Mit dem Aufkommen orchestral besetzter Instrumentenensembles, den takht, die an den Höfen wohlhabender Bürger spielten, entwickelte sich auch der Raqs Sharqi weiter. Die Awalim, in Musik, Tanz, Dichtung und Gesang ausgebildete Frauen, bildeten eigene takht-Ensemble, die an den Höfen auftraten und eine verfeinerte Kunstform des Tanzes darboten, nicht selten mit Schleier. Mit dem zunehmendem Austausch Ägyptens zu westlichen Ländern, insbesondere zu Europa, hielten Saiteninstrumente in die Musik Einzug. Sie wurde zunehmende orchestral und erhielt eine Komposition, wobei das zentrale Merkmal ägyptischer Musik, die Improvisation, zum Teil trotzdem erhalten blieb. Sharqi füllt diese Musik mit raumgreifenden Bewegungen einerseits und feinen binnenkörperlichen Bewegungen andererseits.
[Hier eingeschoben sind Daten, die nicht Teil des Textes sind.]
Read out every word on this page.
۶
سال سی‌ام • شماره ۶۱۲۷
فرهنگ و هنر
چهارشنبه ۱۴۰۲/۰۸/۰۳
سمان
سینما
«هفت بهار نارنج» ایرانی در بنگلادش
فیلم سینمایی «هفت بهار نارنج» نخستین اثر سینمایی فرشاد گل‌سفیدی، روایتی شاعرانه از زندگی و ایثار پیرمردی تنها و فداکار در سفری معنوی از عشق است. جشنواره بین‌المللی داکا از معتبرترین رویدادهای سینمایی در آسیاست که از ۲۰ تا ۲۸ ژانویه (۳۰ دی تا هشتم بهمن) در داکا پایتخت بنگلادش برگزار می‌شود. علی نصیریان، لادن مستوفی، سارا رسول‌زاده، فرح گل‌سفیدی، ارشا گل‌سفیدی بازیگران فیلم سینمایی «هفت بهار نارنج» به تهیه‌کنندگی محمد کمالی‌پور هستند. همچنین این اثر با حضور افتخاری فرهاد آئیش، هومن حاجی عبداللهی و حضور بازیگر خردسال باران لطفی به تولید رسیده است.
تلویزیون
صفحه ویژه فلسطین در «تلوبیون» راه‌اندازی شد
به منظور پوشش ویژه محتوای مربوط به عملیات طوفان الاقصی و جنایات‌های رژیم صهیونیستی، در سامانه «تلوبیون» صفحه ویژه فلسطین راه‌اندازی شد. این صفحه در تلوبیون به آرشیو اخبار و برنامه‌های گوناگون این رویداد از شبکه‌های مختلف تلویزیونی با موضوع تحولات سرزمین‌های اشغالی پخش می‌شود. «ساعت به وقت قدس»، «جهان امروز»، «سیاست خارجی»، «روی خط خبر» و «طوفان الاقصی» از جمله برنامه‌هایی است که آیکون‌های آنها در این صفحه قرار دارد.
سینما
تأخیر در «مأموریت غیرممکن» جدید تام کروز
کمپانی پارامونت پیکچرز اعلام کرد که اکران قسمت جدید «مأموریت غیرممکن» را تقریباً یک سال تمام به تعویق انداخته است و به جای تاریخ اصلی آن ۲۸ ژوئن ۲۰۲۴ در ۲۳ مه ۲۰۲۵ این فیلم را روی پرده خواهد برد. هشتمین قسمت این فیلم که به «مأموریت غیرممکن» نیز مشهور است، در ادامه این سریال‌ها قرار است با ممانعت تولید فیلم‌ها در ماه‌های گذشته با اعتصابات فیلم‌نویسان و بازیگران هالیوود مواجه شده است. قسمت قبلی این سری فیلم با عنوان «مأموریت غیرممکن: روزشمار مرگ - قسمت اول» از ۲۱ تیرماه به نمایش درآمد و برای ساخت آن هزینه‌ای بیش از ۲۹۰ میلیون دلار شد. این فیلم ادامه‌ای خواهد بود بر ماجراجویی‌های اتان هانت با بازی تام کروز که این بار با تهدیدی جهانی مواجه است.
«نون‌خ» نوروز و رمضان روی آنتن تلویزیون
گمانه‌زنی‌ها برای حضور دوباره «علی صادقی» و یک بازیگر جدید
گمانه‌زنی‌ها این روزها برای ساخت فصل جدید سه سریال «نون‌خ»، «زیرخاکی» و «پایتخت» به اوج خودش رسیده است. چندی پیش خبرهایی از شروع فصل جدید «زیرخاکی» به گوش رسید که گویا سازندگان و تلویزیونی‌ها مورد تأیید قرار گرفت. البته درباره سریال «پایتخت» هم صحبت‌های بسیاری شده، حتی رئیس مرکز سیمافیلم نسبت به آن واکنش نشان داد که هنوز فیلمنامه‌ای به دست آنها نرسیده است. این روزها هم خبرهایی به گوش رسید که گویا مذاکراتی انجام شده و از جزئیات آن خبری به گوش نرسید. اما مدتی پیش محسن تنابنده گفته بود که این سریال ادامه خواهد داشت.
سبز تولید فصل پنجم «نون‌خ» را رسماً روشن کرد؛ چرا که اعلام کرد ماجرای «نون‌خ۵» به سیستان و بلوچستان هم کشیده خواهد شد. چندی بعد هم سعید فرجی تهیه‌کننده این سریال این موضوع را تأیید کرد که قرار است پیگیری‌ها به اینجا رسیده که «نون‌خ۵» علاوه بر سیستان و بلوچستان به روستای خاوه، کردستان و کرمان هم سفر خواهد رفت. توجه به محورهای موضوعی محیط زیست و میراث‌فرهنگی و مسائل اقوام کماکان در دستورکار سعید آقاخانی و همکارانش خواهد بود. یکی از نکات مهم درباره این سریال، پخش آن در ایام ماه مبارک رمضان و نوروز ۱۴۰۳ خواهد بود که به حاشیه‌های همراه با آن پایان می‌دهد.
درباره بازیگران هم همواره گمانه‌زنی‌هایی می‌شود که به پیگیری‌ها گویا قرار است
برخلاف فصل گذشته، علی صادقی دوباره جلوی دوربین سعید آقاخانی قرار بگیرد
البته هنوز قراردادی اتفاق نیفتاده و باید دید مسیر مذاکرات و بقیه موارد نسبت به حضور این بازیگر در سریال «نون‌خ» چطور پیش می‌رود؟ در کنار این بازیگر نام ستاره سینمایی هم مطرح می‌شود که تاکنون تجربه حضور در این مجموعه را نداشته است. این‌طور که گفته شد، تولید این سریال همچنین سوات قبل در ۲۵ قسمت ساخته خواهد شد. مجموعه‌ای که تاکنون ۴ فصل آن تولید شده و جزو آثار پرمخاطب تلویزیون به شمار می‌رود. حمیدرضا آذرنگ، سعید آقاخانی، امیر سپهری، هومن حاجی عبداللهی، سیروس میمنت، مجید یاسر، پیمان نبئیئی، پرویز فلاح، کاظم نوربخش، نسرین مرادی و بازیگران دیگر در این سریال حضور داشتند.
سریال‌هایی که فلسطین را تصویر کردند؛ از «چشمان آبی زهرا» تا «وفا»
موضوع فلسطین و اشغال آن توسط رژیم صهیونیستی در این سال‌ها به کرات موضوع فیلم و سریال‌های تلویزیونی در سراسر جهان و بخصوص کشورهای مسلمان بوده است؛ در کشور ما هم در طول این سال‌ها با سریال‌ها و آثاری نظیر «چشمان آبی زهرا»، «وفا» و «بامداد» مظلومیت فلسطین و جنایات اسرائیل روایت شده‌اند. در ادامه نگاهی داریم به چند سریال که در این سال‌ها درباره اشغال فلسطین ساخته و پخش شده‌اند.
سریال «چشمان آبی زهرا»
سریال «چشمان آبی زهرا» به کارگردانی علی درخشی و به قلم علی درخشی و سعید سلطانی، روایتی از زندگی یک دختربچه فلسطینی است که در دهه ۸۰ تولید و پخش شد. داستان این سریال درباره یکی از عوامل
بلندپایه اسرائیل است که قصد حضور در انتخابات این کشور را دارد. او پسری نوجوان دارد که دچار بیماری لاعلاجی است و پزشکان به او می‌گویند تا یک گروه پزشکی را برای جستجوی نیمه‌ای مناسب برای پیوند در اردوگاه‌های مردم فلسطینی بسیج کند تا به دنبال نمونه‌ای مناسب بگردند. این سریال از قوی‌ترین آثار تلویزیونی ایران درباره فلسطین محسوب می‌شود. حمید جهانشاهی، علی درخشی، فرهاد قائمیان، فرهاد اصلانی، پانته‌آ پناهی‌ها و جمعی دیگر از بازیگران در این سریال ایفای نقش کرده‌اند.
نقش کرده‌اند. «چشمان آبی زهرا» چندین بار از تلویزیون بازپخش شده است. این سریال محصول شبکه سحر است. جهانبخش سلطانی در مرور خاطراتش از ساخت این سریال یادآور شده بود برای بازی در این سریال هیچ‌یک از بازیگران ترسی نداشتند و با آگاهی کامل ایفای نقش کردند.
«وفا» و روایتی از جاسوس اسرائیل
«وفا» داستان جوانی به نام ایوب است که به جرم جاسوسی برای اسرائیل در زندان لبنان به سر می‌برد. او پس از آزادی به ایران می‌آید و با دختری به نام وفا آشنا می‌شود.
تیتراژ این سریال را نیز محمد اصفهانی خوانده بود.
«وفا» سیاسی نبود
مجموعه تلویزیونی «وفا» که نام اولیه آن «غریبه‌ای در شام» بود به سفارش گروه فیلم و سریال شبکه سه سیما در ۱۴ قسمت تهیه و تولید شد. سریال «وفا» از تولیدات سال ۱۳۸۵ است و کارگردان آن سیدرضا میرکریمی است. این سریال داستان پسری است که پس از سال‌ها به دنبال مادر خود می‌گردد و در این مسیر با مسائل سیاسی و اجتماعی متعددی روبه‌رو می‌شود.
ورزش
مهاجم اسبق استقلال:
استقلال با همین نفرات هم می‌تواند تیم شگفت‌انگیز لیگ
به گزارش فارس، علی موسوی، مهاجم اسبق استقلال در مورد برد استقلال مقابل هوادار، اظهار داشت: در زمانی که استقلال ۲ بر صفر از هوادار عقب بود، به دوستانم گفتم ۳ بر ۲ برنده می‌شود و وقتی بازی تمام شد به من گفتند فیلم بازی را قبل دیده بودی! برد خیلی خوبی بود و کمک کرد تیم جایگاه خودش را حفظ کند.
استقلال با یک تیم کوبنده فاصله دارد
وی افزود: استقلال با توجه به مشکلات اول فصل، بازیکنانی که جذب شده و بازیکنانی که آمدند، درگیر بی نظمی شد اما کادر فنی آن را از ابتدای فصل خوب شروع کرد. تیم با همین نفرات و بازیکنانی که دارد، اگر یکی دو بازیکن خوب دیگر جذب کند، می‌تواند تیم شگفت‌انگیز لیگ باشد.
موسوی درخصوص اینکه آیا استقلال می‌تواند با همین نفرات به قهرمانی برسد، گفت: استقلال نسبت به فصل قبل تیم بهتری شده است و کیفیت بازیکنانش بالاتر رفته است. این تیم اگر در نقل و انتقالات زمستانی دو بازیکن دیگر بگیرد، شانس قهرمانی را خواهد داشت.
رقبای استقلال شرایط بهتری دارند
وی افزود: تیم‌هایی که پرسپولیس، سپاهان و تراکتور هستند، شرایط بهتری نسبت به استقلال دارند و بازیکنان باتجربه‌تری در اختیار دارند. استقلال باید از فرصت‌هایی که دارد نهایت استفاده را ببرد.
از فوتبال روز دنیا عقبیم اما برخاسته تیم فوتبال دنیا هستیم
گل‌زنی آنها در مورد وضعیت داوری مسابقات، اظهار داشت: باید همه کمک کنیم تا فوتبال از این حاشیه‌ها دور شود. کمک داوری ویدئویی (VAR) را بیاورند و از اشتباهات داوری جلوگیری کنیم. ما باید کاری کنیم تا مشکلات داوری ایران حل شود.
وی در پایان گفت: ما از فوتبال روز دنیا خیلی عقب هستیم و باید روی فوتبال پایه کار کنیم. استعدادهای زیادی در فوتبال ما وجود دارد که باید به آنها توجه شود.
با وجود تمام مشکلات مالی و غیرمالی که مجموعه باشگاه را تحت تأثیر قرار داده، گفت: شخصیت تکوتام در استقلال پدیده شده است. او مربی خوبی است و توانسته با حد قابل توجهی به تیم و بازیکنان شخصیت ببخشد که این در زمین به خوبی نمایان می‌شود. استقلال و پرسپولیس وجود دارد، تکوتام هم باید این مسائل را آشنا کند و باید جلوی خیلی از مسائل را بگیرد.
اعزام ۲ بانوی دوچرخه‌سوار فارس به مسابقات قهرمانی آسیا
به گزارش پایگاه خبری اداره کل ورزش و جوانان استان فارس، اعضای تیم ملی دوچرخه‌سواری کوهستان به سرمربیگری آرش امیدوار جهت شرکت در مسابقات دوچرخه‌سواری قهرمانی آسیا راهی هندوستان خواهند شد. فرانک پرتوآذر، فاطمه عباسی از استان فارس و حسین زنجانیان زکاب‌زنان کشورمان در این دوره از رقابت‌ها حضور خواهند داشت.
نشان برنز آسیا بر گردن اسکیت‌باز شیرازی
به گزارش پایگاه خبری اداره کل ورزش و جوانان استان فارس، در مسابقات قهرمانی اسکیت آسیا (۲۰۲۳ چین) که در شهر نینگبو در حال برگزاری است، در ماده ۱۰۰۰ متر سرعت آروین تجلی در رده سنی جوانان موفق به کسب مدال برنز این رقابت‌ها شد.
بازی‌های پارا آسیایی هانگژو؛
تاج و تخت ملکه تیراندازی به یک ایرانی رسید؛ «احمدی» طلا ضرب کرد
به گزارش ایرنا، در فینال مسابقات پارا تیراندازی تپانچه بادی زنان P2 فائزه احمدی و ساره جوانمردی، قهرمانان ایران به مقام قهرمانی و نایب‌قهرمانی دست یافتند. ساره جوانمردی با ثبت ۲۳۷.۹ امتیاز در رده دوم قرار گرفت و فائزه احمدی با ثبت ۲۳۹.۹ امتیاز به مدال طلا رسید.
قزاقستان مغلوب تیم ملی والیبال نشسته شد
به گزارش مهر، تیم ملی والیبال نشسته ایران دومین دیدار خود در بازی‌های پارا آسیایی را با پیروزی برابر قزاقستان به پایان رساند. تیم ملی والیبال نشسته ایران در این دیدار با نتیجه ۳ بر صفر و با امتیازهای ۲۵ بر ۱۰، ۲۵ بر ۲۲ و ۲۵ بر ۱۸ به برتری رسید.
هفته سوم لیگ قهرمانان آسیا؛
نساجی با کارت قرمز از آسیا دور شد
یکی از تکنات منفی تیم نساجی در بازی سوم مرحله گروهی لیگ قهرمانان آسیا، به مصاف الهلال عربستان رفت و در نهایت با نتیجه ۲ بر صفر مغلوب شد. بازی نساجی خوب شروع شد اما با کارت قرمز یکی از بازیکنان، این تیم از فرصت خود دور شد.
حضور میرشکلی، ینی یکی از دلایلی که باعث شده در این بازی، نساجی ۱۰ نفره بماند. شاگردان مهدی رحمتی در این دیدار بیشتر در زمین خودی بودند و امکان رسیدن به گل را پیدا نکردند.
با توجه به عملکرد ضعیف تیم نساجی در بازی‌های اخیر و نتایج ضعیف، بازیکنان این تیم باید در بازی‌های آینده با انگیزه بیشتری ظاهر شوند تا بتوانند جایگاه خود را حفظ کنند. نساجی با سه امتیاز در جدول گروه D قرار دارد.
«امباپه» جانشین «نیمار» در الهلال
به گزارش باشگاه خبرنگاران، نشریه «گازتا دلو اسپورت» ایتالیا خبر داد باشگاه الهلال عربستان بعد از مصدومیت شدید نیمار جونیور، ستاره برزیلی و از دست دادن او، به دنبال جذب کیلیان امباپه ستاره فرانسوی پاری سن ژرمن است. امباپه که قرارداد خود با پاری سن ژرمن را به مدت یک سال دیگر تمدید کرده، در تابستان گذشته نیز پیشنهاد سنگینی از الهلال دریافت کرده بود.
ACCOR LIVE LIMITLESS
Typische Instrumente des Sharqi sind die Tabla, Qanun (Zitter), Darabukka (Trommel), Rababa oder Kamanga (arabische Geigen) oder Geige, Nai (kleine Rohrflöte), Tambourin und ud (Zupfinstrument).



Zeitgenössischer Sharqi

 

Wie jede lebendige Kunst entwickelt sich auch die ägyptischen Musik- und Tanzkultur weiter, indem Neues erkundet, bestehende Muster verlassen und im Bewusstsein der Tradition zu einem neuartigen Ganzen verschmelzen. Zeitgenössischer Sharqi ist dementsprechend vielgestaltig und eröffnet der Tänzerin die Freiheit, neue Wege zu gehen. Insbesondere in der Weltmusik, in der die Musiktraditionen verschiedener Länder verschmelzen, können Elemente und Bewegungsprinzipien anderer Tanzstile einfließen und zu einer neuartigen Sprache reifen. Nicht ist verboten und alles wird möglich.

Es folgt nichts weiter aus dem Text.